IV. Your Design Proposal

The design proposal should be a concise summary (1200 words) of your overall system design. It's a good idea to start out with a system diagram to show how you plan to make the overall system work. Your proposal should lay out the basic mechanisms in the dissemination protocol and the join protocol.

You do not have to present a detailed rationale or analysis. However, if any of your design decisions is unusual (particularly creative, experimental, risky, or specifically warned against in the assignment), or you want to change any of the assumptions substantially, it would be wise to describe such changes in your proposal.

You will receive feedback from your TA in time to adjust your final report.

V. Your Design Report

Here are some items we are interested in seeing in your final report.

• Distribution mechanism diagram: A diagram (or a series of diagrams) that show the overall organization of peers to support peer to peer streaming and the dissemination infrastructure.
• Overview: An overview explanation that describes the design from a high level, referring to and introducing your diagrams.
• Dissemination protocol: A description of your proposed dissemination protocol.

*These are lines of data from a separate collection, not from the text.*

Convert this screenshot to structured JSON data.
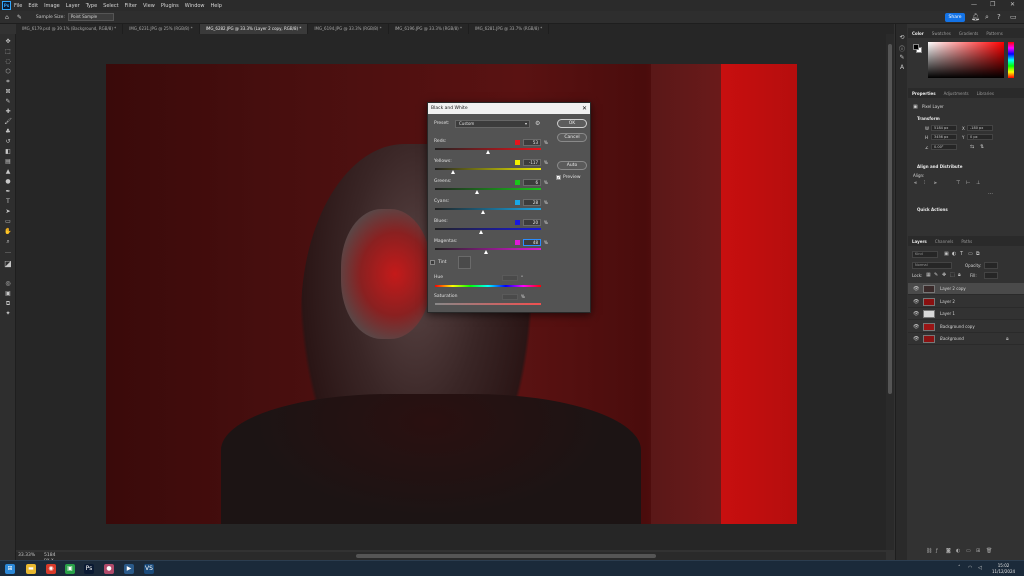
{
  "app": {
    "logo": "Ps",
    "menu": [
      "File",
      "Edit",
      "Image",
      "Layer",
      "Type",
      "Select",
      "Filter",
      "View",
      "Plugins",
      "Window",
      "Help"
    ],
    "window_controls": [
      "—",
      "❐",
      "✕"
    ]
  },
  "options_bar": {
    "sample_size_label": "Sample Size:",
    "sample_size_value": "Point Sample",
    "share_label": "Share",
    "icons": [
      "bell-icon",
      "search-icon",
      "help-icon",
      "workspace-icon"
    ]
  },
  "tabs": [
    {
      "label": "IMG_6179.psd @ 39.1% (Background, RGB/8) *",
      "active": false
    },
    {
      "label": "IMG_6231.JPG @ 25% (RGB/8) *",
      "active": false
    },
    {
      "label": "IMG_6282.JPG @ 33.3% (Layer 2 copy, RGB/8) *",
      "active": true
    },
    {
      "label": "IMG_6194.JPG @ 33.3% (RGB/8) *",
      "active": false
    },
    {
      "label": "IMG_6196.JPG @ 33.3% (RGB/8) *",
      "active": false
    },
    {
      "label": "IMG_6281.JPG @ 33.7% (RGB/8) *",
      "active": false
    }
  ],
  "status": {
    "zoom": "33.33%",
    "doc_info": "5184 px x 3456 px (72 ppi)"
  },
  "color_panel": {
    "tabs": [
      "Color",
      "Swatches",
      "Gradients",
      "Patterns"
    ]
  },
  "properties_panel": {
    "tabs": [
      "Properties",
      "Adjustments",
      "Libraries"
    ],
    "layer_type": "Pixel Layer",
    "transform_title": "Transform",
    "w_label": "W",
    "w_value": "5184 px",
    "x_label": "X",
    "x_value": "-180 px",
    "h_label": "H",
    "h_value": "3456 px",
    "y_label": "Y",
    "y_value": "0 px",
    "angle_value": "0.00°",
    "align_title": "Align and Distribute",
    "align_label": "Align:",
    "quick_actions_title": "Quick Actions"
  },
  "layers_panel": {
    "tabs": [
      "Layers",
      "Channels",
      "Paths"
    ],
    "kind_label": "Kind",
    "blend_mode": "Normal",
    "opacity_label": "Opacity:",
    "lock_label": "Lock:",
    "fill_label": "Fill:",
    "layers": [
      {
        "name": "Layer 2 copy",
        "selected": true,
        "thumb": "#3a2a2a",
        "lock": false,
        "italic": false
      },
      {
        "name": "Layer 2",
        "selected": false,
        "thumb": "#8a1010",
        "lock": false,
        "italic": false
      },
      {
        "name": "Layer 1",
        "selected": false,
        "thumb": "#d8d8d8",
        "lock": false,
        "italic": false
      },
      {
        "name": "Background copy",
        "selected": false,
        "thumb": "#9a1515",
        "lock": false,
        "italic": false
      },
      {
        "name": "Background",
        "selected": false,
        "thumb": "#8a1212",
        "lock": true,
        "italic": true
      }
    ]
  },
  "dialog": {
    "title": "Black and White",
    "preset_label": "Preset:",
    "preset_value": "Custom",
    "ok_label": "OK",
    "cancel_label": "Cancel",
    "auto_label": "Auto",
    "preview_label": "Preview",
    "preview_checked": true,
    "channels": [
      {
        "label": "Reds:",
        "value": "53",
        "color": "#e8141c",
        "grad": "linear-gradient(90deg,#222,#e8141c)",
        "pos": 0.5
      },
      {
        "label": "Yellows:",
        "value": "-117",
        "color": "#f0f000",
        "grad": "linear-gradient(90deg,#222,#f0f000)",
        "pos": 0.17
      },
      {
        "label": "Greens:",
        "value": "6",
        "color": "#18c818",
        "grad": "linear-gradient(90deg,#222,#18c818)",
        "pos": 0.4
      },
      {
        "label": "Cyans:",
        "value": "28",
        "color": "#18a8e8",
        "grad": "linear-gradient(90deg,#222,#18a8e8)",
        "pos": 0.46
      },
      {
        "label": "Blues:",
        "value": "20",
        "color": "#1818e0",
        "grad": "linear-gradient(90deg,#222,#1818e0)",
        "pos": 0.44
      },
      {
        "label": "Magentas:",
        "value": "48",
        "color": "#e018d8",
        "grad": "linear-gradient(90deg,#222,#e018d8)",
        "pos": 0.49
      }
    ],
    "percent_sign": "%",
    "tint_label": "Tint",
    "tint_checked": false,
    "hue_label": "Hue",
    "hue_unit": "°",
    "saturation_label": "Saturation",
    "saturation_unit": "%"
  },
  "taskbar": {
    "time": "15:02",
    "date": "11/12/2024",
    "apps": [
      {
        "name": "windows-start-icon",
        "color": "#2b88d8",
        "glyph": "⊞"
      },
      {
        "name": "file-explorer-icon",
        "color": "#e8b830",
        "glyph": "▬"
      },
      {
        "name": "chrome-icon",
        "color": "#d83a2a",
        "glyph": "◉"
      },
      {
        "name": "green-app-icon",
        "color": "#28a048",
        "glyph": "▣"
      },
      {
        "name": "photoshop-taskbar-icon",
        "color": "#0a1a33",
        "glyph": "Ps"
      },
      {
        "name": "browser-app-icon",
        "color": "#b04a6a",
        "glyph": "●"
      },
      {
        "name": "media-app-icon",
        "color": "#2a5a8a",
        "glyph": "▶"
      },
      {
        "name": "code-app-icon",
        "color": "#1a4a7a",
        "glyph": "VS"
      }
    ]
  }
}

Describe how both how the server and peers participate in the protocol. Detail how the protocol handles network problems as well as peer failure.
• Join protocol: A description of how a peer joins the dissemination infrastructure. If you use any complicated metadata structures, be sure to describe how they work. Provide a reasonable example of a peer joining a stream.
• Repair protocol: A description of how a peer detects a failure and repairs the dissemination infrastructure to recover robustness and ensure it can recover from future failures
• Security extension: A description of how you handle private streams.
• Scalability and Fault Tolerance analysis: Describe how your system performs as the number of peers grows. Furthermore, argue that your system handles a single crashed peer with no loss of performance (be sure to look for tricky corner cases).

Note that your report should describe only the final design of your protocols. For example, if you have designed a dissemination protocol to address the goal in Section III.1 but had to modify it later to address the goals in Sections III.2, III.3, and III.4, describe only the final design. We expect one design for each protocol, and that the combination of the three protocols satisfies all the goals in this document. Similarly, you should report the analysis of only the final design.

VI. Your written work

The following are some tips on writing your design report. While the Writing Program will not be grading DP2, you can still use them as a valuable writing resource.

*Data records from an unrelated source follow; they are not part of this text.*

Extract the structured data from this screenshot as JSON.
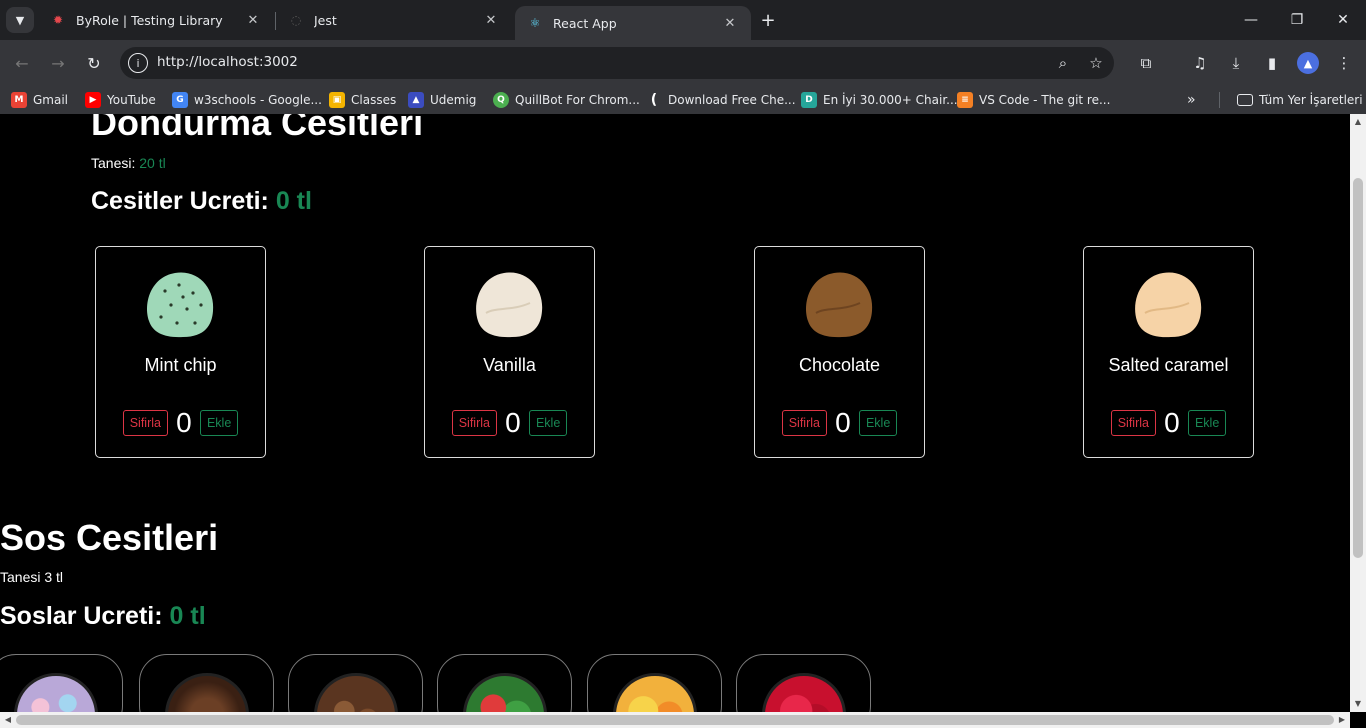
{
  "browser": {
    "tabs": [
      {
        "title": "ByRole | Testing Library",
        "favicon": "octopus-icon"
      },
      {
        "title": "Jest",
        "favicon": "jest-icon"
      },
      {
        "title": "React App",
        "favicon": "react-icon"
      }
    ],
    "url": "http://localhost:3002",
    "bookmarks": [
      {
        "label": "Gmail",
        "color": "#ea4335"
      },
      {
        "label": "YouTube",
        "color": "#ff0000"
      },
      {
        "label": "w3schools - Google...",
        "color": "#4285f4"
      },
      {
        "label": "Classes",
        "color": "#f4b400"
      },
      {
        "label": "Udemig",
        "color": "#3b4cc0"
      },
      {
        "label": "QuillBot For Chrom...",
        "color": "#4caf50"
      },
      {
        "label": "Download Free Che...",
        "color": "#35363a"
      },
      {
        "label": "En İyi 30.000+ Chair...",
        "color": "#26a69a"
      },
      {
        "label": "VS Code - The git re...",
        "color": "#f48024"
      }
    ],
    "all_bookmarks": "Tüm Yer İşaretleri"
  },
  "ice_cream": {
    "heading": "Dondurma Cesitleri",
    "unit_label": "Tanesi:",
    "unit_price": "20 tl",
    "total_label": "Cesitler Ucreti:",
    "total_value": "0 tl",
    "flavors": [
      {
        "name": "Mint chip",
        "count": "0",
        "color": "#9fd8b8",
        "chip": "#2a4a2a"
      },
      {
        "name": "Vanilla",
        "count": "0",
        "color": "#efe6d8",
        "chip": ""
      },
      {
        "name": "Chocolate",
        "count": "0",
        "color": "#8b5a2b",
        "chip": ""
      },
      {
        "name": "Salted caramel",
        "count": "0",
        "color": "#f6d3a7",
        "chip": ""
      }
    ],
    "reset_label": "Sifirla",
    "add_label": "Ekle"
  },
  "sauces": {
    "heading": "Sos Cesitleri",
    "unit_text": "Tanesi 3 tl",
    "total_label": "Soslar Ucreti:",
    "total_value": "0 tl",
    "items": [
      {
        "name": "candy-topping",
        "color": "#b9a8d8"
      },
      {
        "name": "chocolate-topping",
        "color": "#4a2b1c"
      },
      {
        "name": "choc-chips-topping",
        "color": "#6b4328"
      },
      {
        "name": "gummy-topping",
        "color": "#3fa043"
      },
      {
        "name": "jelly-topping",
        "color": "#f2b13c"
      },
      {
        "name": "cherry-topping",
        "color": "#c8102e"
      }
    ]
  }
}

Audience: You may assume that the reader has read the DP2 assignment but has not thought carefully about this particular design problem. Give enough detail that your project can be turned over successfully to an implementation team.

Report Outline (use this organization for your report):

• Title Page: Give your design report a title that reflects the subject and scope of your project. Include your names, recitation instructor, and the date on the title page.
• No Table of Contents.
• Introduction: Summarize the salient aspects of your design, the trade-offs you made, a brief rationale for the design you have chosen, and the results from your analysis.
• Design Description and Analysis: Explain and elaborate your solution. Show how your solution satisfies the design constraints and solves the design problem (or how it fails to do so). Be sure to identify trade-offs you made, and justify them. Clearly describe your analysis and the conclusions you have drawn from your analysis. You will want to sub-divide this section into subsections and use figures or code, where needed, to support your design choices.
• Conclusion: Provide a short conclusion that provides recommendations for further actions and a list of issues that must be resolved before the design can be implemented.
• Acknowledgments and References: Give credit to individuals whom you consulted in developing your design. Reference any sources cited in your report. The style of your references should be in the format described in the Mayfield Handbook's explanation of the IEEE style.
• Word count. Please indicate the word count of your document at the end of the project.